Large language model applications for evaluation: Opportunities and ethical implications

Head, Cari Beth / Jasper, Paul / McConnachie, Matthew / Raftree, Linda / Higdon, Grace

Large language models (LLMs) are a type of generative artificial intelligence (AI) designed to produce text‐based content. LLMs use deep learning techniques and massively large data sets to understand, summarize, generate, and predict new text. LLMs caught the public eye in early 2023 when ChatGPT (the first consumer facing LLM) was released. LLM technologies are driven by recent advances in deep‐learning AI techniques, where language models are trained on extremely large text data from the internet and then re‐used for downstream tasks with limited fine‐tuning required.
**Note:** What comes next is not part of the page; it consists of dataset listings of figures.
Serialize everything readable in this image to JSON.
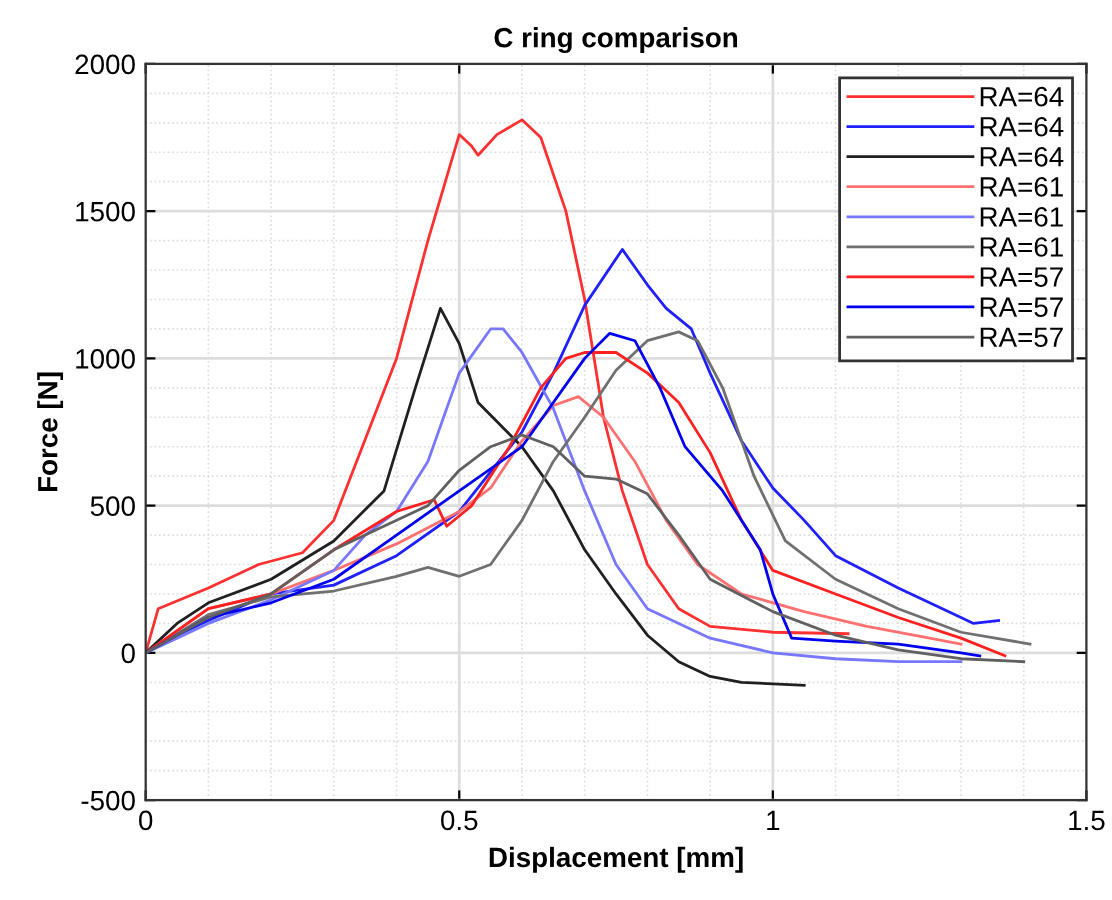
{
  "chart_data": {
    "type": "line",
    "title": "C ring comparison",
    "xlabel": "Displacement [mm]",
    "ylabel": "Force [N]",
    "xlim": [
      0,
      1.5
    ],
    "xticks": [
      0,
      0.5,
      1,
      1.5
    ],
    "ylim": [
      -500,
      2000
    ],
    "yticks": [
      -500,
      0,
      500,
      1000,
      1500,
      2000
    ],
    "grid": true,
    "legend": "top right",
    "marker": "none",
    "line_style": "solid",
    "series": [
      {
        "name": "RA=64",
        "color": "#ff3030",
        "x": [
          0,
          0.02,
          0.1,
          0.18,
          0.25,
          0.3,
          0.4,
          0.45,
          0.5,
          0.52,
          0.53,
          0.56,
          0.6,
          0.63,
          0.67,
          0.7,
          0.73,
          0.76,
          0.8,
          0.85,
          0.9,
          1.0,
          1.12
        ],
        "values": [
          0,
          150,
          220,
          300,
          340,
          450,
          1000,
          1400,
          1760,
          1720,
          1690,
          1760,
          1810,
          1750,
          1500,
          1200,
          800,
          550,
          300,
          150,
          90,
          70,
          65
        ]
      },
      {
        "name": "RA=64",
        "color": "#2020ff",
        "x": [
          0,
          0.05,
          0.1,
          0.2,
          0.3,
          0.4,
          0.5,
          0.6,
          0.65,
          0.7,
          0.76,
          0.8,
          0.83,
          0.87,
          0.9,
          0.95,
          1.0,
          1.05,
          1.1,
          1.2,
          1.3,
          1.32,
          1.36
        ],
        "values": [
          0,
          60,
          110,
          200,
          230,
          330,
          480,
          750,
          950,
          1180,
          1370,
          1250,
          1170,
          1100,
          950,
          720,
          560,
          450,
          330,
          220,
          120,
          100,
          110
        ]
      },
      {
        "name": "RA=64",
        "color": "#202020",
        "x": [
          0,
          0.05,
          0.1,
          0.2,
          0.3,
          0.38,
          0.43,
          0.47,
          0.5,
          0.53,
          0.6,
          0.65,
          0.7,
          0.75,
          0.8,
          0.85,
          0.9,
          0.95,
          1.05
        ],
        "values": [
          0,
          100,
          170,
          250,
          380,
          550,
          900,
          1170,
          1050,
          850,
          700,
          550,
          350,
          200,
          60,
          -30,
          -80,
          -100,
          -110
        ]
      },
      {
        "name": "RA=61",
        "color": "#ff7070",
        "x": [
          0,
          0.1,
          0.2,
          0.3,
          0.4,
          0.5,
          0.55,
          0.6,
          0.65,
          0.69,
          0.73,
          0.78,
          0.83,
          0.88,
          0.95,
          1.05,
          1.15,
          1.25,
          1.3
        ],
        "values": [
          0,
          150,
          200,
          280,
          370,
          480,
          560,
          720,
          840,
          870,
          800,
          650,
          450,
          300,
          200,
          140,
          90,
          50,
          30
        ]
      },
      {
        "name": "RA=61",
        "color": "#7777ff",
        "x": [
          0,
          0.05,
          0.1,
          0.2,
          0.3,
          0.35,
          0.4,
          0.45,
          0.5,
          0.55,
          0.57,
          0.6,
          0.65,
          0.7,
          0.75,
          0.8,
          0.9,
          1.0,
          1.1,
          1.2,
          1.3
        ],
        "values": [
          0,
          50,
          100,
          180,
          280,
          400,
          480,
          650,
          950,
          1100,
          1100,
          1020,
          830,
          550,
          300,
          150,
          50,
          0,
          -20,
          -30,
          -30
        ]
      },
      {
        "name": "RA=61",
        "color": "#707070",
        "x": [
          0,
          0.1,
          0.2,
          0.3,
          0.4,
          0.45,
          0.5,
          0.55,
          0.6,
          0.65,
          0.7,
          0.75,
          0.8,
          0.85,
          0.88,
          0.92,
          0.97,
          1.02,
          1.1,
          1.2,
          1.3,
          1.41
        ],
        "values": [
          0,
          130,
          190,
          210,
          260,
          290,
          260,
          300,
          450,
          650,
          800,
          960,
          1060,
          1090,
          1060,
          900,
          600,
          380,
          250,
          150,
          70,
          30
        ]
      },
      {
        "name": "RA=57",
        "color": "#ff2020",
        "x": [
          0,
          0.1,
          0.2,
          0.3,
          0.4,
          0.46,
          0.48,
          0.52,
          0.58,
          0.63,
          0.67,
          0.7,
          0.75,
          0.8,
          0.85,
          0.9,
          0.95,
          1.0,
          1.1,
          1.2,
          1.3,
          1.37
        ],
        "values": [
          0,
          150,
          200,
          350,
          480,
          520,
          430,
          500,
          700,
          900,
          1000,
          1020,
          1020,
          950,
          850,
          680,
          450,
          280,
          200,
          120,
          50,
          -10
        ]
      },
      {
        "name": "RA=57",
        "color": "#0000ee",
        "x": [
          0,
          0.1,
          0.2,
          0.3,
          0.4,
          0.5,
          0.6,
          0.65,
          0.7,
          0.74,
          0.78,
          0.82,
          0.86,
          0.92,
          0.98,
          1.0,
          1.03,
          1.1,
          1.2,
          1.3,
          1.33
        ],
        "values": [
          0,
          120,
          170,
          250,
          400,
          550,
          700,
          850,
          1000,
          1085,
          1060,
          900,
          700,
          550,
          350,
          200,
          50,
          40,
          30,
          0,
          -10
        ]
      },
      {
        "name": "RA=57",
        "color": "#606060",
        "x": [
          0,
          0.1,
          0.2,
          0.3,
          0.4,
          0.45,
          0.5,
          0.55,
          0.6,
          0.65,
          0.7,
          0.75,
          0.8,
          0.85,
          0.9,
          1.0,
          1.1,
          1.2,
          1.3,
          1.4
        ],
        "values": [
          0,
          120,
          200,
          350,
          450,
          500,
          620,
          700,
          740,
          700,
          600,
          590,
          540,
          400,
          250,
          140,
          60,
          10,
          -20,
          -30
        ]
      }
    ]
  }
}
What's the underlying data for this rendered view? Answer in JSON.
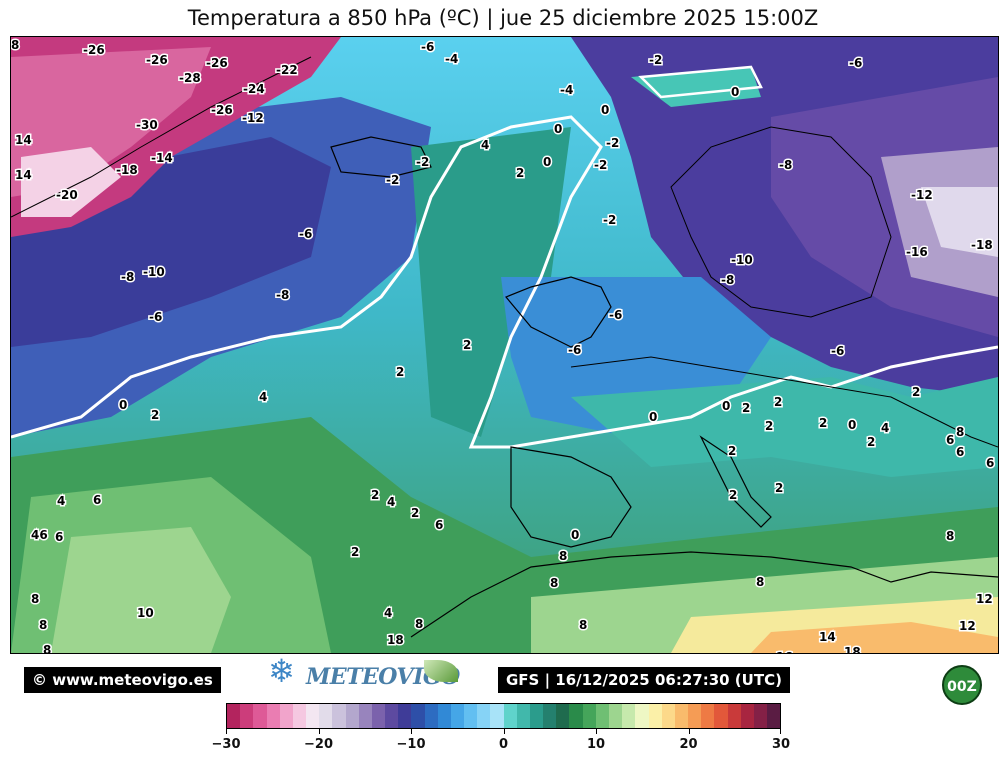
{
  "title": "Temperatura a 850 hPa (ºC) | jue 25 diciembre 2025 15:00Z",
  "credits": {
    "website": "© www.meteovigo.es",
    "model_run": "GFS | 16/12/2025 06:27:30 (UTC)",
    "brand": "METEOVIGO",
    "run_badge": "00Z"
  },
  "colorbar": {
    "ticks": [
      "−30",
      "−20",
      "−10",
      "0",
      "10",
      "20",
      "30"
    ],
    "colors": [
      "#b3245e",
      "#cc3d7b",
      "#de5a97",
      "#ea7db2",
      "#f1a4cb",
      "#f5c8e1",
      "#f3e6f1",
      "#e2dcea",
      "#cbc2dc",
      "#b3a7cd",
      "#9884bd",
      "#7b62ac",
      "#5d4aa0",
      "#3f3c98",
      "#2e4fa8",
      "#2d6cc1",
      "#3189d6",
      "#45a6e7",
      "#62bff1",
      "#86d3f6",
      "#a8e3f8",
      "#5fd3cb",
      "#41b8ab",
      "#2b9c8c",
      "#24806e",
      "#1f6b4e",
      "#2a8b4a",
      "#45a55a",
      "#6fbf73",
      "#9dd58f",
      "#c6e9ac",
      "#eef7c4",
      "#fbf0a8",
      "#fcd98a",
      "#f9bb6c",
      "#f59c55",
      "#ee7a44",
      "#e2583a",
      "#c93a3a",
      "#a82540",
      "#842046",
      "#5a1c43"
    ]
  },
  "map_labels": [
    {
      "t": "-26"
    },
    {
      "t": "-26"
    },
    {
      "t": "-26"
    },
    {
      "t": "-28"
    },
    {
      "t": "-24"
    },
    {
      "t": "-22"
    },
    {
      "t": "-26"
    },
    {
      "t": "-12"
    },
    {
      "t": "-30"
    },
    {
      "t": "-14"
    },
    {
      "t": "-18"
    },
    {
      "t": "-20"
    },
    {
      "t": "14"
    },
    {
      "t": "14"
    },
    {
      "t": "-4"
    },
    {
      "t": "-6"
    },
    {
      "t": "-4"
    },
    {
      "t": "-2"
    },
    {
      "t": "-6"
    },
    {
      "t": "0"
    },
    {
      "t": "0"
    },
    {
      "t": "0"
    },
    {
      "t": "4"
    },
    {
      "t": "-2"
    },
    {
      "t": "-2"
    },
    {
      "t": "-2"
    },
    {
      "t": "2"
    },
    {
      "t": "0"
    },
    {
      "t": "-2"
    },
    {
      "t": "-2"
    },
    {
      "t": "-8"
    },
    {
      "t": "-12"
    },
    {
      "t": "-16"
    },
    {
      "t": "-18"
    },
    {
      "t": "-10"
    },
    {
      "t": "-8"
    },
    {
      "t": "-6"
    },
    {
      "t": "-8"
    },
    {
      "t": "-10"
    },
    {
      "t": "-8"
    },
    {
      "t": "-6"
    },
    {
      "t": "-6"
    },
    {
      "t": "-6"
    },
    {
      "t": "-6"
    },
    {
      "t": "2"
    },
    {
      "t": "2"
    },
    {
      "t": "4"
    },
    {
      "t": "0"
    },
    {
      "t": "2"
    },
    {
      "t": "0"
    },
    {
      "t": "0"
    },
    {
      "t": "2"
    },
    {
      "t": "2"
    },
    {
      "t": "2"
    },
    {
      "t": "2"
    },
    {
      "t": "0"
    },
    {
      "t": "4"
    },
    {
      "t": "2"
    },
    {
      "t": "2"
    },
    {
      "t": "6"
    },
    {
      "t": "8"
    },
    {
      "t": "6"
    },
    {
      "t": "6"
    },
    {
      "t": "2"
    },
    {
      "t": "2"
    },
    {
      "t": "2"
    },
    {
      "t": "4"
    },
    {
      "t": "2"
    },
    {
      "t": "2"
    },
    {
      "t": "6"
    },
    {
      "t": "2"
    },
    {
      "t": "0"
    },
    {
      "t": "8"
    },
    {
      "t": "8"
    },
    {
      "t": "8"
    },
    {
      "t": "8"
    },
    {
      "t": "8"
    },
    {
      "t": "8"
    },
    {
      "t": "8"
    },
    {
      "t": "4"
    },
    {
      "t": "4"
    },
    {
      "t": "6"
    },
    {
      "t": "6"
    },
    {
      "t": "46"
    },
    {
      "t": "8"
    },
    {
      "t": "8"
    },
    {
      "t": "10"
    },
    {
      "t": "12"
    },
    {
      "t": "12"
    },
    {
      "t": "14"
    },
    {
      "t": "-16"
    },
    {
      "t": "18"
    },
    {
      "t": "18"
    },
    {
      "t": "8"
    }
  ]
}
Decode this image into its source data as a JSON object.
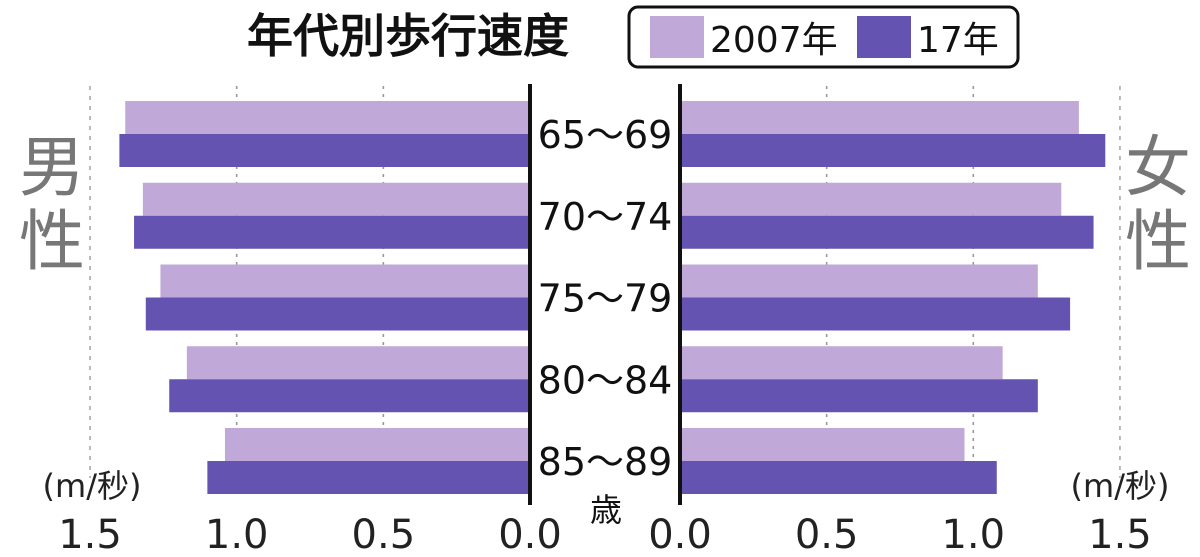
{
  "chart_data": {
    "type": "bar",
    "title": "年代別歩行速度",
    "categories": [
      "65〜69",
      "70〜74",
      "75〜79",
      "80〜84",
      "85〜89"
    ],
    "category_suffix": "歳",
    "left_panel_label": "男性",
    "right_panel_label": "女性",
    "unit": "(m/秒)",
    "xlim": [
      0,
      1.5
    ],
    "x_ticks": [
      "1.5",
      "1.0",
      "0.5",
      "0.0"
    ],
    "x_ticks_right": [
      "0.0",
      "0.5",
      "1.0",
      "1.5"
    ],
    "grid": true,
    "legend_position": "top-center",
    "series": [
      {
        "name": "2007年",
        "color": "#c0a8d8",
        "male": [
          1.38,
          1.32,
          1.26,
          1.17,
          1.04
        ],
        "female": [
          1.36,
          1.3,
          1.22,
          1.1,
          0.97
        ]
      },
      {
        "name": "17年",
        "color": "#6553b2",
        "male": [
          1.4,
          1.35,
          1.31,
          1.23,
          1.1
        ],
        "female": [
          1.45,
          1.41,
          1.33,
          1.22,
          1.08
        ]
      }
    ]
  }
}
They offer exciting opportunities for evaluators to automate and accelerate time‐consuming tasks involving text analytics and text generation. We estimate that over two‐thirds of evaluation tasks will be affected by LLMs in the next 5 years. Use‐case examples include summarizing text data, extracting key information from text, analyzing and classifying text content, writing text, and translation. Despite the advances, the technologies pose significant challenges and risks. Because LLM technologies are generally trained on text from the internet, they tend to perpetuate biases (racism, sexism, ethnocentrism, and more) and exclusion of non‐majority languages. Current tools like ChatGPT have not been specifically developed for monitoring, evaluation, research, and learning (MERL) purposes, possibly limiting their accuracy and usefulness for evaluation. In addition, technical limitations and challenges with bias can lead to real world harm. To overcome these technical challenges and ethical risks, the evaluation community will need to work collaboratively with the data science community to co‐develop tools and processes and to ensure the application of quality and ethical standards.